A lezione di educazione civica fra le pagine di Simon Wiesenthal

Quando ho visto Priebke, in tv, passeggiare e ossigenarsi sotto scorta per i prati di Villa Borghese, mi è subito venuto in mente un uomo di cui in realtà non so nulla e nemmeno conosco la fotografia: Beniamino Raffaeli, nato a Castelplanio di Ancona nel 1904, carpentiere, membro del Partito comunista clandestino, detenuto in via Tasso e poi eliminato alle Fosse Ardeatine.
Era un cugino di mio nonno, calzolaio laconico, comunista anche lui, il quale, con la sua terza elementare, mi donò alcuni libri (il primo, indimenticabile, fu il Diario di Anna Frank) fra cui quello autobiografico di Simon Wiesenthal, l’uomo scampato a una dozzina di campi di sterminio, il leggendario cacciatore di criminali nazisti, insomma l’autore di Gli assassini sono tra noi edito in Italia da Garzanti nel ’67, nella traduzione di Giorgio Brunacci, e ristampato in economica dal medesimo editore nel ’69 con un fotomontaggio in copertina, a firma di Wiesenthal stesso, dove si vede un Hitler in divisa da SS che si toglie la maschera, vale a dire il suo ceffo patibolare, e sotto gli rimane solo un teschio ghignante.
Sono dunque poco meno di quarant’anni che il volume manca dalle librerie, ormai introvabile anche sulle bancarelle: persino il maggiore sito Internet relativo all’usato lo dà disponibile solamente in tedesco e in inglese. Si tratta di un memoriale diviso in venticinque capitoli, di stile sobrio ed essenziale, un referto senza pretese letterarie che non siano la nuda testimonianza personale e l’ossessivo stillicidio di prove e documenti residuati dalla Shoah. A Wiesenthal non interessa infatti il passato come tale; semmai gli preme interrogarlo, inseguirlo sulle fisiche tracce dei criminali in fuga, sempre e solo in funzione del presente: per lui la memoria, anzi l’eredità dei ricordi recepiti da una selva di testimoni e sopravvissuti, o si traduce in un atto concreto di giustizia oppure si annienta nell’ipocrisia e nella doppiezza, diremmo oggi nelle relativizzazioni e nelle ambigue distinzioni, spesso dei veri e propri alibi, che vanno sotto il nome di revisionismo.

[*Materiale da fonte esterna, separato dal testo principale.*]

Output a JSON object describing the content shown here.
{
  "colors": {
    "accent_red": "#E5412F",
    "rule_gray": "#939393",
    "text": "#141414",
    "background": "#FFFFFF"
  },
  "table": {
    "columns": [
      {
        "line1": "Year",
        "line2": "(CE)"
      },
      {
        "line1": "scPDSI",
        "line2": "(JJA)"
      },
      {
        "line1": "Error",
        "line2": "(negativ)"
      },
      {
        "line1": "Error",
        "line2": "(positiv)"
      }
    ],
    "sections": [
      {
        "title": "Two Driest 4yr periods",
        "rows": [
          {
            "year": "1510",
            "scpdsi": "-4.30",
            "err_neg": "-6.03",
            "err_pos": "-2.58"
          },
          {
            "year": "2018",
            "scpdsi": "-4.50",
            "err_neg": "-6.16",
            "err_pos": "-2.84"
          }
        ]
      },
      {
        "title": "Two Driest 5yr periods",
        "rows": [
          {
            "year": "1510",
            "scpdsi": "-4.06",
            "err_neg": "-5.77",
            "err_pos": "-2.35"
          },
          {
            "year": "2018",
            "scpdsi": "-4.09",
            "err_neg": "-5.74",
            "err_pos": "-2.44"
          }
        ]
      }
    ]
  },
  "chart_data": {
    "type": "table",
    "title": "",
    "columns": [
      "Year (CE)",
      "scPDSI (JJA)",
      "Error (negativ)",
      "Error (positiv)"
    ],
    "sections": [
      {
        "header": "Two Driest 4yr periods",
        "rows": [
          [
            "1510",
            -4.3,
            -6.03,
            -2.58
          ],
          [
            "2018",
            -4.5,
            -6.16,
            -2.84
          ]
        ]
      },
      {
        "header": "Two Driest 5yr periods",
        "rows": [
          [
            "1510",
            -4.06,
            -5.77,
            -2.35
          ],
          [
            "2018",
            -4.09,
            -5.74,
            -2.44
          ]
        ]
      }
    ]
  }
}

Il capitolo centrale, dedicato alla cattura di Eichmann, che fu il capolavoro investigativo di Simon Wiesenthal, comincia in questo modo, consonando in tutto con il grande libro della Arendt: «Vidi per la prima volta Adolf Eichmann in un’aula del tribunale di Gerusalemme nel giorno in cui cominciò il suo processo. Per circa sedici anni non avevo fatto che pensare a lui giorno e notte. Nella mia mente mi ero costruito l’immagine di un diabolico superuomo. E invece, nella gabbia di vetro, fra due poliziotti israeliani, vidi solo un ometto anonimo, squallido». Da questo stesso capitolo, alla fine degli anni sessanta la Rai (sì, quella Rai che sgronda adesso di camicie nere e martiri della cosiddetta «zona grigia») trasmise uno sceneggiato sulla cattura di Eichmann in Argentina: non è questione di essere nostalgici o meno, ma durante la sequenza decisiva (quando per strada, dopo anni di pedinamento, finalmente l’uomo del Mossad per incastrarlo gli chiede d’accendere una sigaretta: ?tiene fuego, usted…) è vero che noi godevamo spiritualmente, fisicamente.
Ci sembrava un giallo appassionante ma in effetti era una lezione di educazione civica. Mi sarebbe piaciuto donare una copia di Gli assassini sono tra noi a mia figlia che compie diciott’anni: visto che non è possibile, avrà la mia.